Enfin, voilà que nous sommes arrivés au dernier épisode de Game of Thrones, qui sert une première moitié d’épisode excellent portée par un tout nouvel enjeu, mettre fin à l’ambition sans demi-mesures de Daenerys qui veut incliner tout Westeros. Il n’est pas anodin d’avoir toujours caractérisé depuis le début Daenerys de conquérante et non de reine, elle a toujours été guidée par cette passion d’insuffler de l’autorité et non pas de gouverner. Tyrion faisant acte d’une grande lucidité à cet égard, rejette sa fonction d’être la Main de Daenerys. Pendant un dialogue d’une bonne dizaine de minutes, Tyrion use de toute sa clairvoyance pour la transmettre à Jon qui est le seul à atteindre Daenerys. L’avenir repose dans les mains de Jon qui devra à son tour prendre sa décision et à l’inverse de sa tante, il prendra la bonne, comme il a toujours fait depuis les début de la série et sa décision se traduit par mettre fin aux ambitions de Daenerys en lui prenant la vie. S’achève alors l’intrigue du feu, versant dans le tragique le plus absolu et appliquant la politique du moindre mal, d’un mal nécessaire. Puis dans un ultime crachat de feu, Drogon décide d’user de son feu, après avoir vu le corps inerte de sa mère, pour réduire à néant le coupable et se dirige naturellement vers le Trône de Fer, responsable de la mort de Daenerys et de bien d’autres avant elle.
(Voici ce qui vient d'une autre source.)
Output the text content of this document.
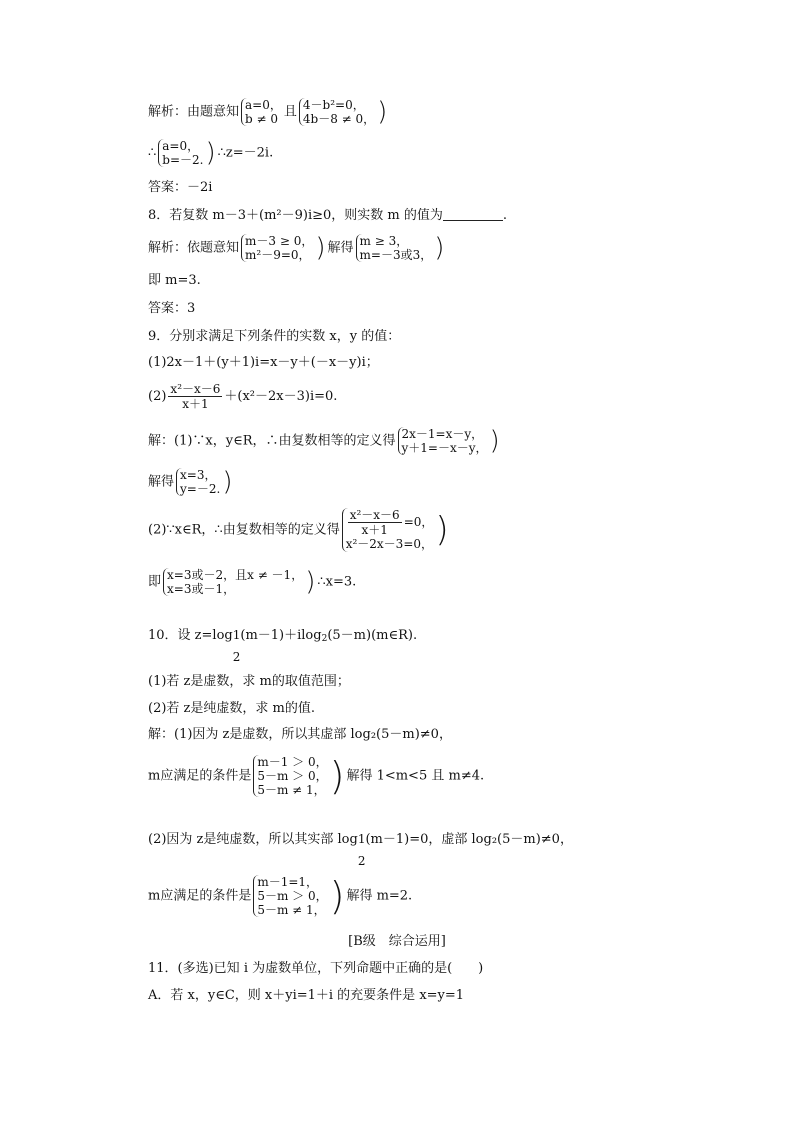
解析：由题意知 a=0，
b ≠ 0 且 4－b²=0，
4b－8 ≠ 0， )
∴ a=0，
b=－2. ) ∴z=－2i.
答案：－2i
8．若复数 m－3＋(m²－9)i≥0，则实数 m 的值为	.
解析：依题意知 m－3 ≥ 0，
m²－9=0， ) 解得 m ≥ 3，
m=－3或3， )
即 m=3.
答案：3
9．分别求满足下列条件的实数 x，y 的值：
(1)2x－1＋(y＋1)i=x－y＋(－x－y)i；
$(2) \frac{\text{x²－x－6}}{x+1} +(x^2-2x-3)i=0$.
解：(1)∵x，y∈R，∴由复数相等的定义得 2x－1=x－y，
y＋1=－x－y， )
解得 x=3，
y=－2. )
(2)∵x∈R，∴由复数相等的定义得 $\frac{\text{x²－x－6}}{x+1} =0$，
x²－2x－3=0， )
即 x=3或－2，且x ≠ －1，
x=3或－1，	) ∴x=3.
10．设 z=log 1
2
(m－1)＋ilog$_2$(5－m)(m∈R).
(1)若 z是虚数，求 m的取值范围；
(2)若 z是纯虚数，求 m的值.
解：(1)因为 z是虚数，所以其虚部 log₂(5－m)≠0，
m应满足的条件是
m－1 ＞ 0，
5－m ＞ 0，
5－m ≠ 1， ) 解得 1<m<5 且 m≠4.
(2)因为 z是纯虚数，所以其实部 log 1
2
(m－1)=0，虚部 log₂(5－m)≠0，
m应满足的条件是
m－1=1，
5－m ＞ 0，
5－m ≠ 1， ) 解得 m=2.
[B级　综合运用]
11．(多选)已知 i 为虚数单位，下列命题中正确的是(　　)
A．若 x，y∈C，则 x＋yi=1＋i 的充要条件是 x=y=1
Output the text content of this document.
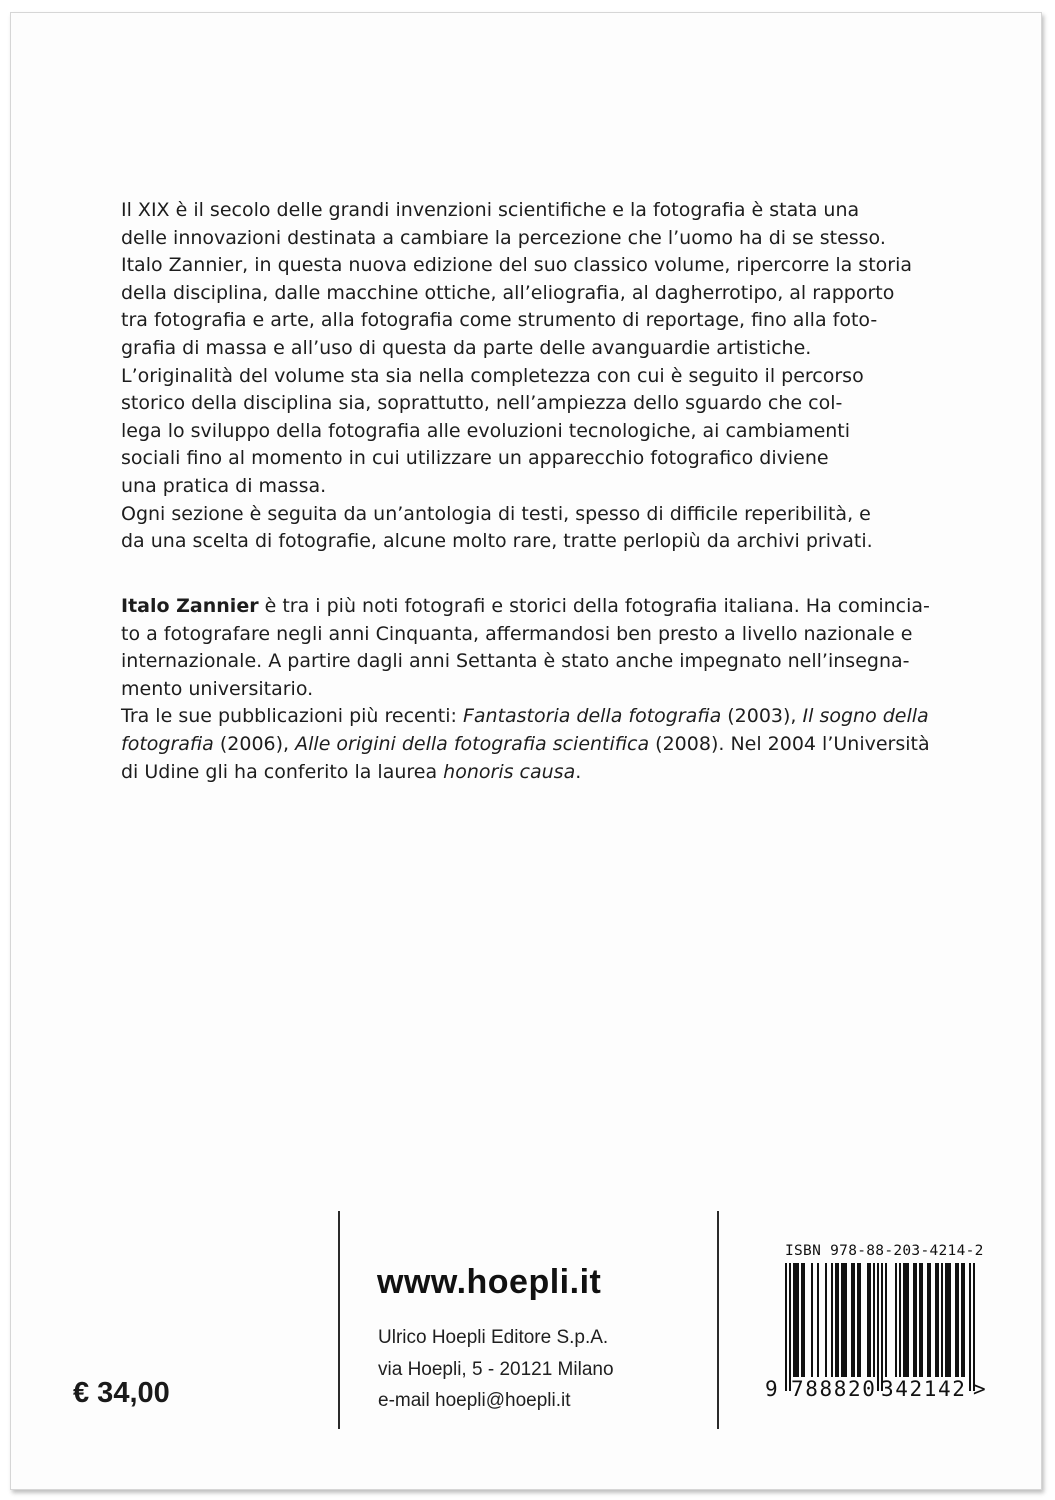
Il XIX è il secolo delle grandi invenzioni scientifiche e la fotografia è stata una
delle innovazioni destinata a cambiare la percezione che l’uomo ha di se stesso.
Italo Zannier, in questa nuova edizione del suo classico volume, ripercorre la storia
della disciplina, dalle macchine ottiche, all’eliografia, al dagherrotipo, al rapporto
tra fotografia e arte, alla fotografia come strumento di reportage, fino alla foto-
grafia di massa e all’uso di questa da parte delle avanguardie artistiche.
L’originalità del volume sta sia nella completezza con cui è seguito il percorso
storico della disciplina sia, soprattutto, nell’ampiezza dello sguardo che col-
lega lo sviluppo della fotografia alle evoluzioni tecnologiche, ai cambiamenti
sociali fino al momento in cui utilizzare un apparecchio fotografico diviene
una pratica di massa.
Ogni sezione è seguita da un’antologia di testi, spesso di difficile reperibilità, e
da una scelta di fotografie, alcune molto rare, tratte perlopiù da archivi privati.
Italo Zannier è tra i più noti fotografi e storici della fotografia italiana. Ha comincia-
to a fotografare negli anni Cinquanta, affermandosi ben presto a livello nazionale e
internazionale. A partire dagli anni Settanta è stato anche impegnato nell’insegna-
mento universitario.
Tra le sue pubblicazioni più recenti: Fantastoria della fotografia (2003), Il sogno della
fotografia (2006), Alle origini della fotografia scientifica (2008). Nel 2004 l’Università
di Udine gli ha conferito la laurea honoris causa.
€ 34,00
www.hoepli.it
Ulrico Hoepli Editore S.p.A.
via Hoepli, 5 - 20121 Milano
e-mail hoepli@hoepli.it
ISBN 978-88-203-4214-2
9 788820 342142 >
Ce geste vient boucler la boucle du Trône qui a été forgé par le feu du dragon, et clôture l’histoire des Targaryen. C’est ici la vraie fin de Game of Thrones qui ne pouvait s’achever sans réel changement de fond, et ce changement est fait par la fin du Trône de Fer. C’est surtout cela qui est à retenir et qui marque la fin de la série, le jeu du trône ne pouvait que s’achever avec l’absence du Trône. C’est finalement un objet statique qui est la cause de nombreuses mouvances avec ces batailles, ces complots, ces meurtres, ces enjeux politiques. La série a eu pour but de mettre fin à ce fanatisme envers le Trône, et cela s’est fait par le prisme de nombreux personnages plus caractéristiques les uns que les autres. La deuxième partie de cet ultime épisode se consacre donc à donner à ces personnages une fin juste à leurs manières, sans polarité extrême. La conclusion de tous les personnages façonnent l’équilibre de la balance laissée par la disparition du Trône de Fer

Game of Thrones, c’est vivre une véritable épopée, un moment d’histoire enlacé par diverses intrigues et personnages, c’est également vivre un torrent d’émotions le temps de huit saisons à la réalisation toujours à la hauteur et accompagné d’une composition musicale qui a un poids majeur dans toute l’appréciation de la série mère de toutes les séries.